Posted at 10:44 am Wed Apr 5, 2023
The Louisiana Department of Insurance will take more steps to regulate insurance premiums in the state during the upcoming legislative session.
One such step would be funding the Louisiana Fortify Homes program.
This legislation, which passed last year but was not funded, would provide qualifying Louisiana homeowners, in most cases, with grants to strengthen their roofs to withstand severe weather “using methods that meet or exceed the Insurance Institute for Business and Home Safety’s Fortified Home Standards.”
Louisiana State Representative Mike Huval believes this program will help mitigate home damage and loss during hurricanes.
“One of the best ways we can prepare is to use stronger materials and construction methods when we build and modify our homes,” he said.
During the upcoming legislative session, they are looking to secure $20 million in funding for the program. Huval said that once the program is funded, it should “take off pretty quickly.”
Participating homeowners will have to meet eligibility requirements and pay for permits, inspections and similar fees.
LDI is also introducing legislation that would require insurance companies to provide justifiable discounts or credits to policyholders who build or retrofit their homes to meet enhanced standards.
In 2021, Act 30 was passed to allow insurance companies to provide such discounts.
“This will ensure that policyholders who invest time, money and effort in building or retrofitting their structures to strengthened standards will reap the full benefits of this decision.”
LDI will also seek an additional $20 million for the Insure Louisiana Incentive Program – which financially incentivizes insurance companies to create new business in Louisiana to offset the insurance crisis Louisiana faced with Hurricanes Laura and Delta in 2020.

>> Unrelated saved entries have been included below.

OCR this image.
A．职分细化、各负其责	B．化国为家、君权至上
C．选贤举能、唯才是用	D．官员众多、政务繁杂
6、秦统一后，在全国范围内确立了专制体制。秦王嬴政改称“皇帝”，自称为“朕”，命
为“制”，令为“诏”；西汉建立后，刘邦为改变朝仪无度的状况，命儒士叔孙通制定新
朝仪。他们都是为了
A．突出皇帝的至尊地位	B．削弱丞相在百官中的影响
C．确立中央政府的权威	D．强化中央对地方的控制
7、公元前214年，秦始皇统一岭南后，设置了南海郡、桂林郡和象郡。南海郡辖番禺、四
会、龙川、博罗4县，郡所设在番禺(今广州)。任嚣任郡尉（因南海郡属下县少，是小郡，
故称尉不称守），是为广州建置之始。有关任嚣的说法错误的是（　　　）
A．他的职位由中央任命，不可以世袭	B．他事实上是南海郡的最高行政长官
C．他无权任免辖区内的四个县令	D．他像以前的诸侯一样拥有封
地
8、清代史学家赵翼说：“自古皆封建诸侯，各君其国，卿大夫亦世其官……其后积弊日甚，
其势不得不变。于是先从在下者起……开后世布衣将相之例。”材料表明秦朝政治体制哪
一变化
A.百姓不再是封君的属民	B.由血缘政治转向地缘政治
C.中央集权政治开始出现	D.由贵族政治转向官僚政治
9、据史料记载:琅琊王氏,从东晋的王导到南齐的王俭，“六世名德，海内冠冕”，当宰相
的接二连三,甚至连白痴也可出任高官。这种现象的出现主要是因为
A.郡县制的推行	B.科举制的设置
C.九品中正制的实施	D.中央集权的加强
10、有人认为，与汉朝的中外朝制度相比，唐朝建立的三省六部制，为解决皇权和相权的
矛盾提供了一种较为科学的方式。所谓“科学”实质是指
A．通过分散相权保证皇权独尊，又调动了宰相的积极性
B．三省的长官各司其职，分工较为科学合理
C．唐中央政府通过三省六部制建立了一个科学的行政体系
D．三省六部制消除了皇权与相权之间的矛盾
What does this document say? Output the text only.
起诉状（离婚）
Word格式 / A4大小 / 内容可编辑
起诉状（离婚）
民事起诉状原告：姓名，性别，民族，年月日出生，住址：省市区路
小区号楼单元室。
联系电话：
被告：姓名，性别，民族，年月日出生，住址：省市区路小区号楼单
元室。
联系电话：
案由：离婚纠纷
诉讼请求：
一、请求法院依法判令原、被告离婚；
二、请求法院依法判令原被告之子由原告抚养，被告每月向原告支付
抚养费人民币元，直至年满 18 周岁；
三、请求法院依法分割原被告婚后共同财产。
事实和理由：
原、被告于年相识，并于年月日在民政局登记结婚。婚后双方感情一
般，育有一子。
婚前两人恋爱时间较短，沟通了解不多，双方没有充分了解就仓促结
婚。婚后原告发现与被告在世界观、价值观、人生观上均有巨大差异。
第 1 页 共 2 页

“The idea is to get these policies removed from Citizens as quickly as possible, and as we saw after Katrina, that will attract other companies to also come in and start writing,” said state Sen. Kirk Talbot.
The need for this program is the result of “an unprecedented combination of back-to-back catastrophic hurricane seasons and a legal environment that has led to a greater crisis in Florida … as well as a global reinsurance shortage that hit us all at the same time, crippling the industry and leading to bankruptcy of nine insurance companies operating in our state,” said Jim Donnellon, Louisiana Insurance Commissioner.
LDI will distribute $42 million to the 8 insurers approved by the Joint Legislative Budget Committee. That will generate nearly $170 million in new premiums, at least half of which will be written in south Louisiana, according to Donnellon.
He estimated that 40,000 policies would be depopulated by Louisiana Citizens — the state’s insurer of last resort — and at least 50,000 new policies would be written by the end of the program’s first year.
Talbot said the program has been more successful than they expected. “We blew the first $42 million right after going in.” The approved underwriters asked for about $62 million.
If the additional $20 million in funding is made available to the program, approximately $250 million in premiums will be written in Louisiana, he said.
He also said monitoring of the solvency of insurers operating in Louisiana has improved. A third party has been hired to do monthly solvency monitoring and quarterly legislative reports to “monitor their reinsurance, monitor their solvency levels like never before.”